Quelle tante dirette video (quasi) senza pubblico
venerdì 25 settembre 2020
Ormai l'abbiamo capito tutti: le dirette video su Facebook e YouTube (e su piattaforme come Zoom, Teams, Google Meet eccetera) sono comode e utili. Ma, come spesso accade con le cose utili e comode (e anche un po' alla moda), qualcosa rischia di scapparci di mano.
È facilissimo crearne una. Basta un cellulare o un pc con una webcam e possiamo andare in diretta col mondo. Quello che troppo spesso dimentichiamo è che «il mondo» al quale parliamo è il più delle volte solo «il nostro mondo», cioè uno spazio molto piccolo. E che non basta decidere di fare un incontro o un dibattito digitale per avere automaticamente una platea che lo segua. Prima del lockdown (e dell'esplosione delle dirette digitali) la maggior parte degli incontri e dei seminari si teneva quasi esclusivamente di persona. E spesso vi partecipavano poche persone. Solo gli organizzatori e i relatori di solito facevano caso al numero dei presenti. Chi stava in platea, anche se lo notava, alla fine dell'esperienza, tornava a casa pensando soprattutto a se era rimasto o meno soddisfatto da quanto ascoltato e visto.
Nel digitale invece il dato di quanti spettatori stanno seguendo una diretta e di quanti la guardano poi in differita non solo è visibile a tutti e in tempo reale ma è molto più importante di quello che crediamo. E per diversi fattori. Il primo è che un alto numero di spettatori ne spinge altri a guardare. Di contro quando vediamo scorrere sui social una diretta dove gli spettatori sono meno dei partecipanti al dibattito in video (cosa che succede spesso), scappiamo dopo poco a gambe levate. Non solo. Nella nostra mente un numero basso di visualizzazioni imprime un ricordo negativo. Per la serie: questo tema, queste persone, questa associazione, questo gruppo, questa realtà non è così importante come credevo.

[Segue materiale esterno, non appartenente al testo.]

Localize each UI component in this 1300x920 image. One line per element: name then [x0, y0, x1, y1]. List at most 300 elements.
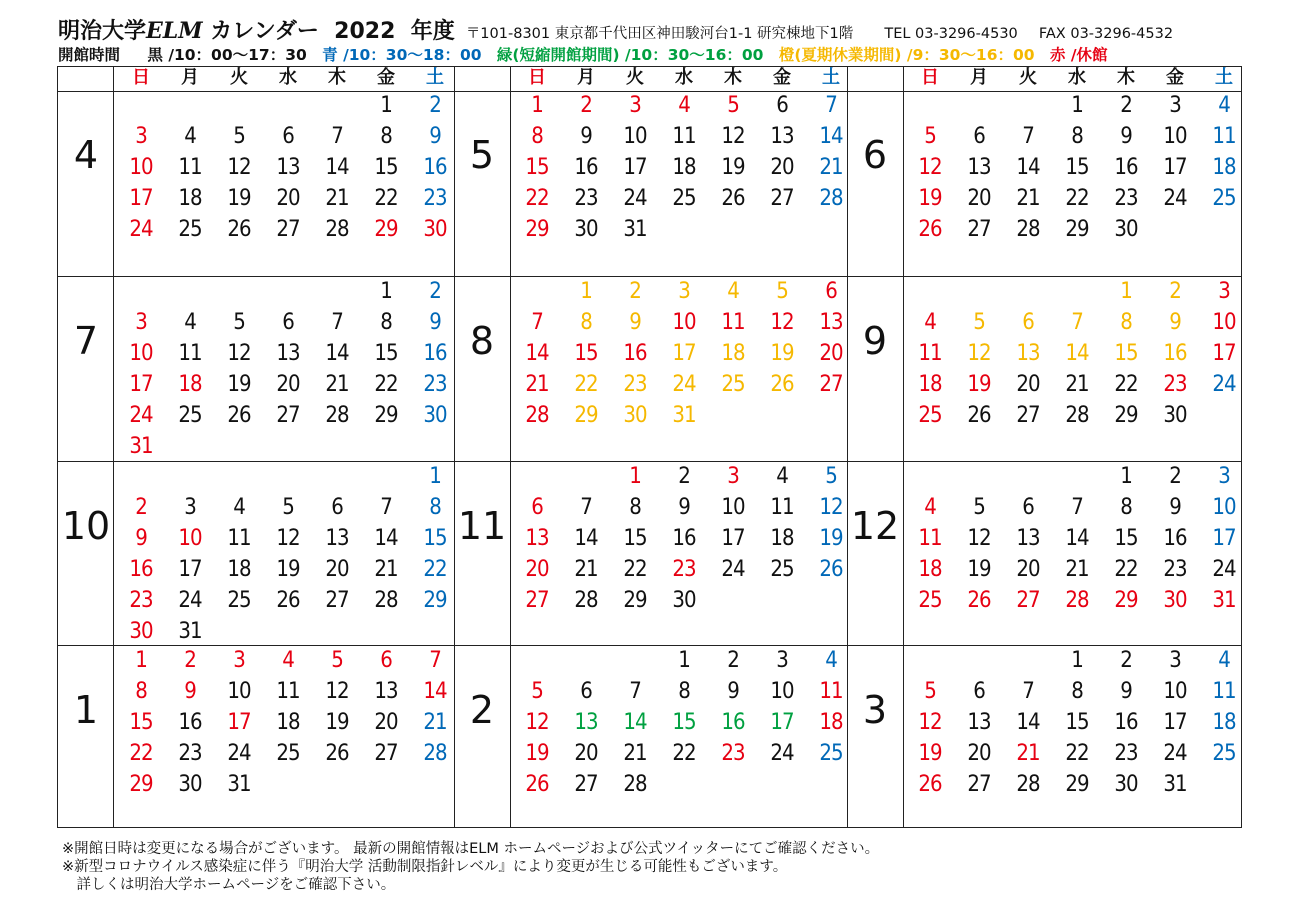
day-cell: 24 [178, 588, 202, 613]
day-cell: 21 [623, 741, 647, 766]
day-cell: 19 [770, 341, 794, 366]
weekday-header: 火 [1019, 67, 1037, 88]
day-cell: 26 [770, 372, 794, 397]
day-cell: 9 [184, 679, 196, 704]
day-cell: 30 [423, 403, 447, 428]
day-cell: 23 [721, 741, 745, 766]
weekday-header: 木 [328, 67, 346, 88]
notes [62, 840, 879, 894]
day-cell: 3 [629, 93, 641, 118]
day-cell: 30 [1163, 588, 1187, 613]
weekday-header: 水 [675, 67, 693, 88]
day-cell: 20 [374, 710, 398, 735]
day-cell: 14 [525, 341, 549, 366]
day-cell: 25 [1212, 186, 1236, 211]
note-line: 詳しくは明治大学ホームページをご確認下さい。 [62, 877, 396, 893]
day-cell: 1 [380, 93, 392, 118]
day-cell: 6 [331, 495, 343, 520]
day-cell: 28 [1065, 403, 1089, 428]
day-cell: 1 [380, 279, 392, 304]
day-cell: 26 [325, 741, 349, 766]
day-cell: 20 [276, 186, 300, 211]
day-cell: 1 [1120, 279, 1132, 304]
day-cell: 7 [1022, 679, 1034, 704]
day-cell: 3 [1218, 464, 1230, 489]
day-cell: 19 [276, 557, 300, 582]
day-cell: 1 [580, 279, 592, 304]
day-cell: 29 [423, 588, 447, 613]
day-cell: 8 [1071, 124, 1083, 149]
day-cell: 19 [967, 372, 991, 397]
day-cell: 4 [282, 648, 294, 673]
day-cell: 8 [580, 310, 592, 335]
day-cell: 24 [129, 217, 153, 242]
fax: FAX 03-3296-4532 [1038, 26, 1174, 42]
day-cell: 11 [1212, 124, 1236, 149]
day-cell: 16 [1163, 526, 1187, 551]
day-cell: 9 [580, 124, 592, 149]
day-cell: 18 [770, 526, 794, 551]
day-cell: 7 [629, 679, 641, 704]
day-cell: 27 [967, 217, 991, 242]
day-cell: 11 [178, 341, 202, 366]
day-cell: 20 [525, 557, 549, 582]
day-cell: 17 [721, 526, 745, 551]
day-cell: 22 [672, 741, 696, 766]
day-cell: 2 [1120, 648, 1132, 673]
day-cell: 29 [374, 403, 398, 428]
note-line: ※開館日時は変更になる場合がございます。 最新の開館情報はELM ホームページおよび公式ツイッターにてご確認ください。 [62, 841, 880, 857]
day-cell: 25 [819, 741, 843, 766]
day-cell: 12 [819, 495, 843, 520]
day-cell: 27 [574, 772, 598, 797]
day-cell: 28 [525, 403, 549, 428]
day-cell: 13 [819, 310, 843, 335]
day-cell: 12 [770, 310, 794, 335]
hours-green: 緑(短縮開館期間) /10：30〜16：00 [496, 46, 764, 64]
day-cell: 30 [1114, 217, 1138, 242]
day-cell: 3 [727, 464, 739, 489]
day-cell: 24 [227, 741, 251, 766]
day-cell: 10 [1163, 124, 1187, 149]
day-cell: 26 [967, 403, 991, 428]
day-cell: 3 [135, 310, 147, 335]
day-cell: 28 [819, 186, 843, 211]
day-cell: 1 [1071, 648, 1083, 673]
day-cell: 26 [918, 217, 942, 242]
day-cell: 9 [678, 495, 690, 520]
day-cell: 30 [623, 403, 647, 428]
day-cell: 22 [374, 186, 398, 211]
day-cell: 15 [1065, 710, 1089, 735]
month-label: 1 [73, 688, 99, 732]
day-cell: 29 [574, 403, 598, 428]
day-cell: 6 [973, 679, 985, 704]
tel: TEL 03-3296-4530 [884, 26, 1018, 42]
day-cell: 12 [721, 124, 745, 149]
day-cell: 4 [233, 495, 245, 520]
day-cell: 8 [380, 310, 392, 335]
day-cell: 1 [629, 464, 641, 489]
day-cell: 5 [233, 310, 245, 335]
day-cell: 2 [727, 648, 739, 673]
day-cell: 16 [178, 710, 202, 735]
day-cell: 13 [967, 155, 991, 180]
day-cell: 20 [967, 741, 991, 766]
day-cell: 4 [184, 310, 196, 335]
day-cell: 15 [672, 710, 696, 735]
day-cell: 15 [1114, 341, 1138, 366]
day-cell: 7 [331, 124, 343, 149]
day-cell: 3 [135, 124, 147, 149]
day-cell: 3 [776, 648, 788, 673]
day-cell: 16 [574, 155, 598, 180]
day-cell: 27 [770, 186, 794, 211]
day-cell: 29 [1114, 588, 1138, 613]
day-cell: 11 [918, 526, 942, 551]
day-cell: 10 [129, 155, 153, 180]
day-cell: 21 [1065, 557, 1089, 582]
day-cell: 4 [678, 93, 690, 118]
day-cell: 25 [178, 403, 202, 428]
day-cell: 23 [1114, 186, 1138, 211]
day-cell: 4 [924, 310, 936, 335]
day-cell: 10 [770, 679, 794, 704]
day-cell: 24 [770, 741, 794, 766]
month-label: 12 [850, 504, 900, 548]
day-cell: 1 [1120, 464, 1132, 489]
day-cell: 8 [1071, 679, 1083, 704]
day-cell: 29 [1065, 217, 1089, 242]
day-cell: 14 [423, 679, 447, 704]
day-cell: 22 [1114, 372, 1138, 397]
day-cell: 6 [973, 124, 985, 149]
day-cell: 5 [973, 310, 985, 335]
day-cell: 23 [129, 588, 153, 613]
day-cell: 26 [918, 772, 942, 797]
day-cell: 17 [178, 557, 202, 582]
day-cell: 15 [374, 341, 398, 366]
day-cell: 25 [721, 372, 745, 397]
day-cell: 1 [429, 464, 441, 489]
day-cell: 11 [672, 124, 696, 149]
calendar-grid [57, 66, 1242, 828]
day-cell: 23 [178, 741, 202, 766]
day-cell: 15 [129, 710, 153, 735]
day-cell: 10 [721, 495, 745, 520]
day-cell: 7 [531, 310, 543, 335]
day-cell: 28 [325, 217, 349, 242]
day-cell: 27 [325, 588, 349, 613]
day-cell: 11 [227, 526, 251, 551]
day-cell: 18 [1212, 710, 1236, 735]
day-cell: 30 [672, 588, 696, 613]
day-cell: 2 [678, 464, 690, 489]
day-cell: 18 [1212, 155, 1236, 180]
month-label: 6 [862, 133, 888, 177]
day-cell: 28 [574, 588, 598, 613]
day-cell: 8 [429, 495, 441, 520]
day-cell: 17 [1212, 341, 1236, 366]
day-cell: 2 [429, 93, 441, 118]
day-cell: 26 [967, 588, 991, 613]
title-calendar: カレンダー 2022 年度 [202, 19, 455, 44]
day-cell: 31 [227, 772, 251, 797]
day-cell: 22 [574, 372, 598, 397]
day-cell: 7 [380, 495, 392, 520]
day-cell: 15 [525, 155, 549, 180]
day-cell: 19 [325, 710, 349, 735]
day-cell: 8 [380, 124, 392, 149]
day-cell: 7 [1022, 124, 1034, 149]
day-cell: 7 [429, 648, 441, 673]
day-cell: 31 [1163, 772, 1187, 797]
day-cell: 25 [1212, 741, 1236, 766]
day-cell: 6 [825, 279, 837, 304]
day-cell: 30 [1114, 772, 1138, 797]
day-cell: 6 [580, 679, 592, 704]
month-label: 2 [469, 688, 495, 732]
day-cell: 9 [429, 310, 441, 335]
day-cell: 13 [770, 124, 794, 149]
day-cell: 21 [1016, 186, 1040, 211]
day-cell: 28 [423, 741, 447, 766]
day-cell: 30 [423, 217, 447, 242]
day-cell: 13 [1016, 341, 1040, 366]
day-cell: 15 [1114, 526, 1138, 551]
hours-blue: 青 /10：30〜18：00 [322, 46, 482, 64]
day-cell: 26 [819, 557, 843, 582]
day-cell: 9 [1169, 310, 1181, 335]
day-cell: 16 [672, 526, 696, 551]
day-cell: 18 [178, 372, 202, 397]
day-cell: 27 [525, 588, 549, 613]
day-cell: 23 [423, 372, 447, 397]
day-cell: 5 [531, 679, 543, 704]
day-cell: 19 [967, 557, 991, 582]
header [58, 14, 1298, 42]
day-cell: 18 [918, 557, 942, 582]
day-cell: 23 [574, 186, 598, 211]
day-cell: 24 [1163, 741, 1187, 766]
day-cell: 7 [825, 93, 837, 118]
day-cell: 16 [1114, 155, 1138, 180]
day-cell: 12 [325, 679, 349, 704]
title-elm: ELM [146, 18, 203, 44]
opening-hours [58, 43, 1298, 65]
day-cell: 26 [227, 403, 251, 428]
day-cell: 12 [918, 710, 942, 735]
weekday-header: 火 [626, 67, 644, 88]
day-cell: 21 [1016, 741, 1040, 766]
month-label: 7 [73, 319, 99, 363]
day-cell: 11 [276, 679, 300, 704]
day-cell: 4 [1218, 648, 1230, 673]
day-cell: 27 [967, 772, 991, 797]
day-cell: 3 [1169, 93, 1181, 118]
day-cell: 30 [178, 772, 202, 797]
weekday-header: 木 [1117, 67, 1135, 88]
day-cell: 22 [374, 372, 398, 397]
day-cell: 9 [135, 526, 147, 551]
day-cell: 30 [129, 619, 153, 644]
day-cell: 21 [325, 372, 349, 397]
day-cell: 13 [525, 526, 549, 551]
day-cell: 9 [429, 124, 441, 149]
day-cell: 22 [623, 557, 647, 582]
day-cell: 4 [776, 464, 788, 489]
day-cell: 14 [1016, 155, 1040, 180]
weekday-header: 水 [279, 67, 297, 88]
day-cell: 28 [623, 772, 647, 797]
day-cell: 1 [678, 648, 690, 673]
day-cell: 17 [227, 710, 251, 735]
day-cell: 21 [574, 557, 598, 582]
day-cell: 25 [178, 217, 202, 242]
hours-black: 黒 /10：00〜17：30 [147, 46, 307, 64]
day-cell: 24 [721, 557, 745, 582]
day-cell: 8 [1120, 310, 1132, 335]
day-cell: 18 [178, 186, 202, 211]
day-cell: 2 [1169, 279, 1181, 304]
day-cell: 30 [574, 217, 598, 242]
day-cell: 19 [227, 372, 251, 397]
day-cell: 6 [1022, 495, 1034, 520]
weekday-header: 日 [528, 67, 546, 88]
day-cell: 2 [135, 495, 147, 520]
day-cell: 23 [423, 186, 447, 211]
weekday-header: 金 [773, 67, 791, 88]
day-cell: 6 [1022, 310, 1034, 335]
day-cell: 5 [233, 124, 245, 149]
day-cell: 2 [580, 93, 592, 118]
hours-orange: 橙(夏期休業期間) /9：30〜16：00 [778, 46, 1035, 64]
day-cell: 22 [1065, 741, 1089, 766]
day-cell: 24 [129, 403, 153, 428]
weekday-header: 火 [230, 67, 248, 88]
day-cell: 16 [1114, 710, 1138, 735]
day-cell: 17 [1163, 710, 1187, 735]
day-cell: 28 [1016, 217, 1040, 242]
day-cell: 9 [727, 679, 739, 704]
day-cell: 23 [623, 372, 647, 397]
day-cell: 28 [1065, 588, 1089, 613]
day-cell: 3 [1169, 648, 1181, 673]
weekday-header: 月 [577, 67, 595, 88]
day-cell: 12 [227, 155, 251, 180]
day-cell: 25 [770, 557, 794, 582]
day-cell: 21 [819, 155, 843, 180]
day-cell: 22 [423, 557, 447, 582]
day-cell: 15 [374, 155, 398, 180]
day-cell: 15 [1065, 155, 1089, 180]
day-cell: 17 [129, 186, 153, 211]
day-cell: 19 [918, 741, 942, 766]
day-cell: 17 [129, 372, 153, 397]
grid-rule [903, 67, 904, 827]
day-cell: 22 [1114, 557, 1138, 582]
title-university: 明治大学 [58, 19, 147, 44]
day-cell: 5 [825, 464, 837, 489]
day-cell: 10 [1212, 310, 1236, 335]
day-cell: 28 [1016, 772, 1040, 797]
day-cell: 10 [227, 679, 251, 704]
day-cell: 5 [331, 648, 343, 673]
weekday-header: 金 [377, 67, 395, 88]
day-cell: 12 [525, 710, 549, 735]
weekday-header: 金 [1166, 67, 1184, 88]
day-cell: 26 [525, 772, 549, 797]
month-label: 5 [469, 133, 495, 177]
day-cell: 2 [1169, 464, 1181, 489]
day-cell: 31 [178, 619, 202, 644]
day-cell: 1 [1071, 93, 1083, 118]
day-cell: 18 [227, 557, 251, 582]
month-label: 3 [862, 688, 888, 732]
day-cell: 24 [623, 186, 647, 211]
day-cell: 19 [227, 186, 251, 211]
day-cell: 9 [1120, 679, 1132, 704]
day-cell: 6 [380, 648, 392, 673]
day-cell: 29 [1065, 772, 1089, 797]
day-cell: 4 [727, 279, 739, 304]
day-cell: 20 [1016, 557, 1040, 582]
day-cell: 23 [672, 557, 696, 582]
day-cell: 13 [325, 526, 349, 551]
day-cell: 14 [1016, 710, 1040, 735]
day-cell: 27 [374, 741, 398, 766]
day-cell: 23 [1163, 557, 1187, 582]
day-cell: 14 [819, 124, 843, 149]
weekday-header: 日 [132, 67, 150, 88]
day-cell: 8 [629, 495, 641, 520]
day-cell: 20 [276, 372, 300, 397]
day-cell: 10 [1163, 679, 1187, 704]
day-cell: 19 [819, 526, 843, 551]
day-cell: 15 [574, 341, 598, 366]
day-cell: 19 [721, 155, 745, 180]
day-cell: 2 [1120, 93, 1132, 118]
day-cell: 16 [423, 155, 447, 180]
day-cell: 17 [672, 341, 696, 366]
day-cell: 15 [423, 526, 447, 551]
day-cell: 7 [331, 310, 343, 335]
day-cell: 8 [135, 679, 147, 704]
day-cell: 6 [776, 93, 788, 118]
grid-rule [58, 276, 1241, 277]
day-cell: 16 [423, 341, 447, 366]
day-cell: 5 [973, 495, 985, 520]
day-cell: 26 [227, 217, 251, 242]
hours-label: 開館時間 [58, 46, 121, 64]
day-cell: 31 [129, 434, 153, 459]
weekday-header: 土 [1215, 67, 1233, 88]
day-cell: 12 [276, 526, 300, 551]
day-cell: 25 [276, 741, 300, 766]
hours-red: 赤 /休館 [1049, 46, 1108, 64]
day-cell: 27 [819, 372, 843, 397]
day-cell: 19 [918, 186, 942, 211]
day-cell: 18 [819, 710, 843, 735]
day-cell: 11 [178, 155, 202, 180]
note-line: ※新型コロナウイルス感染症に伴う『明治大学 活動制限指針レベル』により変更が生じる可能性もございます。 [62, 859, 788, 875]
weekday-header: 水 [1068, 67, 1086, 88]
day-cell: 26 [721, 186, 745, 211]
day-cell: 1 [531, 93, 543, 118]
day-cell: 14 [374, 526, 398, 551]
day-cell: 5 [776, 279, 788, 304]
day-cell: 10 [623, 124, 647, 149]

È uno dei tanti errori che stiamo facendo nel digitale: costruiamo dibattiti, webinar e dirette come se tutto fosse come un tempo. Come se una biblioteca o una sala parrocchiale fossero uguali a uno schermo digitale. Come se uno o quattro esperti (più o meno famosi) bastassero alla riuscita dell'evento.
No, non bastano più. Ormai le dirette sono troppe (e troppe fatte nel modo sbagliato). E avendo ormai perso l'«effetto novità» per sopravvivere hanno bisogno di ancora più cura degli incontri in presenza. Va pensato attentamente il titolo, l'orario, il numero degli ospiti (ci sono incontri su zoom con 12 relatori che mentre intervengono gli altri si vede lontano un miglio quanto si stanno annoiando) e serve un vero moderatore che sappia dare ritmo all'incontro. E soprattutto dobbiamo mettere al centro gli spettatori, rivolgerci innanzitutto a loro (e non con gli ospiti che parlano tra loro come se oltre a loro non ci fosse nessuno). Chi guarda, infatti, se dal vivo di solito si trattiene dall'alzarsi dalla sedia, uscendo dalla sala sbuffando, davanti a un video può farlo (e lo fa) mille volte.
Insomma, anche la più piccola diretta deve cercare di guadagnarsi l'attenzione degli spettatori, curando tutto nei minimi aspetti.
Intendiamoci, non si tratta tanto di avere a disposizione strumenti professionali (che per certe cose peraltro aiutano) ma di cura. La stessa che mettiamo ogni volta che invitiamo un ospite importante a casa nostra. Da come lo invitiamo, al luogo nel quale lo accogliamo, al tono di voce che usiamo gli trasmettiamo quanto teniamo a lui. Ecco, online deve valere la stessa cosa: lo spettatore va cercato, accolto e amato. E va rispettato il suo tempo. Ognuno di noi ne ha sempre meno e sempre più sollecitazioni. Per cui chi decide di seguirci, per farlo ha rinunciato a tanto altro. Possiamo anche andare avanti a comportarci senza tenerne conto, a patto che poi nessuno si lamenti se su migliaia di potenziali spettatori ne raccoglie quando va bene poche decine.